Sal Paradise wrote:
The point raised was Blair/Campbell manipulation of the press and the BBC - there are plenty of examples of New Labour approach to message manipulation
I agree that this was when the era of 'spin' started in earnest and it was a change for the worse.
There had always been some form of press management: Bernard Ingham pushing tabloids to present stories in the form of "Maggie Acts" in the 1980s, but the difference was Thatcher wasn't basing her decisions on the headlines. Even Blair wasn't, he was just trying to swing public opinion his way, through media management. But he went against public opinion on tuition fees and Iraq.

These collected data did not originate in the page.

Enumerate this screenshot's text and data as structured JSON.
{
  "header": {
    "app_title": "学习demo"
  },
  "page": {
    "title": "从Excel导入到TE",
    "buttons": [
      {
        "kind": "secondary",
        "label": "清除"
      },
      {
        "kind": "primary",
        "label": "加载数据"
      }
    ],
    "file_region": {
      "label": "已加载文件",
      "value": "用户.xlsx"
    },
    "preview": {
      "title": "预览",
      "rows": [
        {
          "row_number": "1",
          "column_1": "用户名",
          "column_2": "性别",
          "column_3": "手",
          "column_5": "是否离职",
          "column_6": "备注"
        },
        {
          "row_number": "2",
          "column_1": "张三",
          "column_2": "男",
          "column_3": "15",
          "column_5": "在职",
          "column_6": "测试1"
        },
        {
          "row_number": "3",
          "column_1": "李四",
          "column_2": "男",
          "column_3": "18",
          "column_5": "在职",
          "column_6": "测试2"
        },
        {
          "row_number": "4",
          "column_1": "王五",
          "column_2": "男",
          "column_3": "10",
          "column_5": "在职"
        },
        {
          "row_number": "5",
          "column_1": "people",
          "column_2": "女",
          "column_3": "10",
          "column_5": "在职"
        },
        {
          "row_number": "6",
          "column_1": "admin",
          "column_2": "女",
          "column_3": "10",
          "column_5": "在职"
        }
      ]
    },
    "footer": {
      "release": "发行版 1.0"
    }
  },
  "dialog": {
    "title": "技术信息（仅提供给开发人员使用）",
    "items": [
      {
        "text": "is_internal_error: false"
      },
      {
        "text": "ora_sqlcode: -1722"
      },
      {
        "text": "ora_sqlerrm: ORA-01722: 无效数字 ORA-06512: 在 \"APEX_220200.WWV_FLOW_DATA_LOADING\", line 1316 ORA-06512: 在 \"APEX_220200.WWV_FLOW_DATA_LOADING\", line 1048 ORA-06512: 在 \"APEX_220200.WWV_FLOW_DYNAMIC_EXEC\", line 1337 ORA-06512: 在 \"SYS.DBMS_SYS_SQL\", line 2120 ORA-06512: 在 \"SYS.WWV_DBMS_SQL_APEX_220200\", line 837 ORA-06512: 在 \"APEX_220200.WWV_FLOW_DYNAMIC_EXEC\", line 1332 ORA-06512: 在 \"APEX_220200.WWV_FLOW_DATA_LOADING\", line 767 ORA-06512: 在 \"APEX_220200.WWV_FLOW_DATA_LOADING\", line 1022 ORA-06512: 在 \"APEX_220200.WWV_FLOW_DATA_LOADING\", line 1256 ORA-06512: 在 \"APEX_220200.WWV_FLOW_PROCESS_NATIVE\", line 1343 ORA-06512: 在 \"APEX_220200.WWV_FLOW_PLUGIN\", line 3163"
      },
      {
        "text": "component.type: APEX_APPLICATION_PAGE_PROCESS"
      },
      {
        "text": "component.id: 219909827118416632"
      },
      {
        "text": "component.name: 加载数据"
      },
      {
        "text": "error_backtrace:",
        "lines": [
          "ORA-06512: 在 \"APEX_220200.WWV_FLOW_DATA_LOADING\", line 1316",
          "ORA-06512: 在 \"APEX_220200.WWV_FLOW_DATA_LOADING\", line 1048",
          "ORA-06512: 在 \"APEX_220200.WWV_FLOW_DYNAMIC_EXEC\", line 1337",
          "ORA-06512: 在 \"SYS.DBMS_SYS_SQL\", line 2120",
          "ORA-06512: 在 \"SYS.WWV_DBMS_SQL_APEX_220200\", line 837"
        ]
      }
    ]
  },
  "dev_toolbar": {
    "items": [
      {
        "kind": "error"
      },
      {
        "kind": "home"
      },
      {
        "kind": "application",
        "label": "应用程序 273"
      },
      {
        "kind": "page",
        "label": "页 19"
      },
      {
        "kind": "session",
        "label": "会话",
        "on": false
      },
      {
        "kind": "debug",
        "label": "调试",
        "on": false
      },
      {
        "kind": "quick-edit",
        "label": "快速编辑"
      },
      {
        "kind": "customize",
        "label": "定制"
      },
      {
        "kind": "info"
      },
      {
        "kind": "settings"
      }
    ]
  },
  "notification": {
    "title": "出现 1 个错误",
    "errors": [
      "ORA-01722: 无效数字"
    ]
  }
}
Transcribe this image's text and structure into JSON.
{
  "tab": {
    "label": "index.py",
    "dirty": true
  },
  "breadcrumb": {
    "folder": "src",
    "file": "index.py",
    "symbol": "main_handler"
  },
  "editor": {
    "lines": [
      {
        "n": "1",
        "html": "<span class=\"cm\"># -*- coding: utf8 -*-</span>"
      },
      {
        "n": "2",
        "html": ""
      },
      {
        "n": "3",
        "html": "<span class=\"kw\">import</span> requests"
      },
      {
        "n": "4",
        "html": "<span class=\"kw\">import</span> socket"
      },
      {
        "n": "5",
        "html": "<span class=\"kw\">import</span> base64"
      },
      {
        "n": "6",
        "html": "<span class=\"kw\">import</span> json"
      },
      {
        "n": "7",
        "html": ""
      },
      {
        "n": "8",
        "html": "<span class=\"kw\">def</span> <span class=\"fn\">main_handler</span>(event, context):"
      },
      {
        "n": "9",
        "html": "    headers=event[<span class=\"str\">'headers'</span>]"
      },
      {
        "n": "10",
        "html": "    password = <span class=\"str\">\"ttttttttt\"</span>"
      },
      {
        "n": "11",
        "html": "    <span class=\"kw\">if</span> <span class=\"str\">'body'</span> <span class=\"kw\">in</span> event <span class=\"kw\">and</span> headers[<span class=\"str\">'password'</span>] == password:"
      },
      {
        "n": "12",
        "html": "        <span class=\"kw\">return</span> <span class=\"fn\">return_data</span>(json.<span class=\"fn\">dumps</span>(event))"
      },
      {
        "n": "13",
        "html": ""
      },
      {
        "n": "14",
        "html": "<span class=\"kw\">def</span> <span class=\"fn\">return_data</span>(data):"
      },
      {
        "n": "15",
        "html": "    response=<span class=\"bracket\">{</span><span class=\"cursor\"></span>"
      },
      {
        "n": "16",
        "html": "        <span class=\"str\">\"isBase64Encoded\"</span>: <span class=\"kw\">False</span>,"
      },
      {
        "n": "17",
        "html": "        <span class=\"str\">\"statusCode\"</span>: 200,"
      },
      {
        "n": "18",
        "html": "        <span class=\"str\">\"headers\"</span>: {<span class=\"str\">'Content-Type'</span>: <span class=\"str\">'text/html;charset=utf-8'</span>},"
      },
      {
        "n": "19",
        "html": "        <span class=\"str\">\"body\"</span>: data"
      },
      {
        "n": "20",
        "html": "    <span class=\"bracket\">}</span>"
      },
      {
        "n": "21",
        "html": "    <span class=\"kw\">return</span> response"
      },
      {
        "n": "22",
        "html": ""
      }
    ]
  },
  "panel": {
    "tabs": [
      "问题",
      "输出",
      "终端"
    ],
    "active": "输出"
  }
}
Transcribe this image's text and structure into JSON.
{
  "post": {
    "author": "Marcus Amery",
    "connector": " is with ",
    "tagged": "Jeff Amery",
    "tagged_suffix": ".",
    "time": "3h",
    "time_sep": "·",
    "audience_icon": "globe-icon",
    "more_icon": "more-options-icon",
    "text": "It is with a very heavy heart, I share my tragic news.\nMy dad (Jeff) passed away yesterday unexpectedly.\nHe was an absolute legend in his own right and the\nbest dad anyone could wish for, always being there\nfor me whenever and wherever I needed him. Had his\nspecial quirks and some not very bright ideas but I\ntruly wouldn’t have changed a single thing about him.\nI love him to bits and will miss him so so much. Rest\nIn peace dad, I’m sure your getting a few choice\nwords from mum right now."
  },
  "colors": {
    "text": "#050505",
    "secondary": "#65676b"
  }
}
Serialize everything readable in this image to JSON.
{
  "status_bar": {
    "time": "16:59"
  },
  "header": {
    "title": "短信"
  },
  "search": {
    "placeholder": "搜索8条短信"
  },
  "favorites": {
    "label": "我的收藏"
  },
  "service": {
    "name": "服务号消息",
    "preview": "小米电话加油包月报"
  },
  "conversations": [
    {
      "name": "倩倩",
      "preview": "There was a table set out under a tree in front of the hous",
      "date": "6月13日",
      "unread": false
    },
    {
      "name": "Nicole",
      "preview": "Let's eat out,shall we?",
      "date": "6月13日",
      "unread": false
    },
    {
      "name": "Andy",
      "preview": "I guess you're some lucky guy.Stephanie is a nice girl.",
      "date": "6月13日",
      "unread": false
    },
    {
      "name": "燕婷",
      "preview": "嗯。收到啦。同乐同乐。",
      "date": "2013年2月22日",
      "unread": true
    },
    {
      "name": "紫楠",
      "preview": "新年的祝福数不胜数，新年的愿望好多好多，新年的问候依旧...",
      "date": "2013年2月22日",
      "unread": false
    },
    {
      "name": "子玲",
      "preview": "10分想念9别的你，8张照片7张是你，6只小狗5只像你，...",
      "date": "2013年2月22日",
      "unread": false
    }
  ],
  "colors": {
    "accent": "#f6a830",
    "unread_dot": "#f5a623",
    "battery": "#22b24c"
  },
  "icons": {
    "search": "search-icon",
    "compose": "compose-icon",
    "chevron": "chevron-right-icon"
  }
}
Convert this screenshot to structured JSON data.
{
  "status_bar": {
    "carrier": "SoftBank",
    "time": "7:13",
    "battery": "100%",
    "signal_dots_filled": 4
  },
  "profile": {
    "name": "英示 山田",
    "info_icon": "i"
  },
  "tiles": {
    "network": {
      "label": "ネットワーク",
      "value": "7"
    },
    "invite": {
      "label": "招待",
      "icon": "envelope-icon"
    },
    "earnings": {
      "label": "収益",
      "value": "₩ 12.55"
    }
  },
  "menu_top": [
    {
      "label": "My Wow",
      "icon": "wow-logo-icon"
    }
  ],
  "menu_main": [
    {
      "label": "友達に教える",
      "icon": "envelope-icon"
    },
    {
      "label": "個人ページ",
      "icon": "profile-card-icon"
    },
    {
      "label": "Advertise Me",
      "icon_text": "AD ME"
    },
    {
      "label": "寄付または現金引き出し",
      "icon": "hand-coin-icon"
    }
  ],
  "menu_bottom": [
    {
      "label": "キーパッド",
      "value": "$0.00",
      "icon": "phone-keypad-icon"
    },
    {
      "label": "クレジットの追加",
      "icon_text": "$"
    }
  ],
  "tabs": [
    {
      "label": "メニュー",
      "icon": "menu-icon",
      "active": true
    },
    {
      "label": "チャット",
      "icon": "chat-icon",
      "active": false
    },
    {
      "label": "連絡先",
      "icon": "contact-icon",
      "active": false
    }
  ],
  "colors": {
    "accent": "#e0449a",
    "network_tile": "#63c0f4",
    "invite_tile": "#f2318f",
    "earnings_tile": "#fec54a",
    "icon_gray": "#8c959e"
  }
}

The David Kelly / WMD stuff was a significant shift in terms of degrading public opinion in government and that is on Blair.
The Cameron era was when it really started going downhill in terms of a) making decisions based on the press story (a classic hallmark of an Osborne budget), b) moving from spin being the job of political appointments/Spads to expecting civil servants to be "on message" with "defensive lines" and demanding that impact assessments got signed off by Ministers (with anything the Minister didn't like, susceptible to being taken out).
Johnson has taken this to the nth degree, with actively misleading the public and taking an ambivalent attitude to scrutiny. Even May felt the obligation to try and explain herself to Parliament and the public. Johnson has the approach of entitlement, I'm the PM, I can do what I want lol.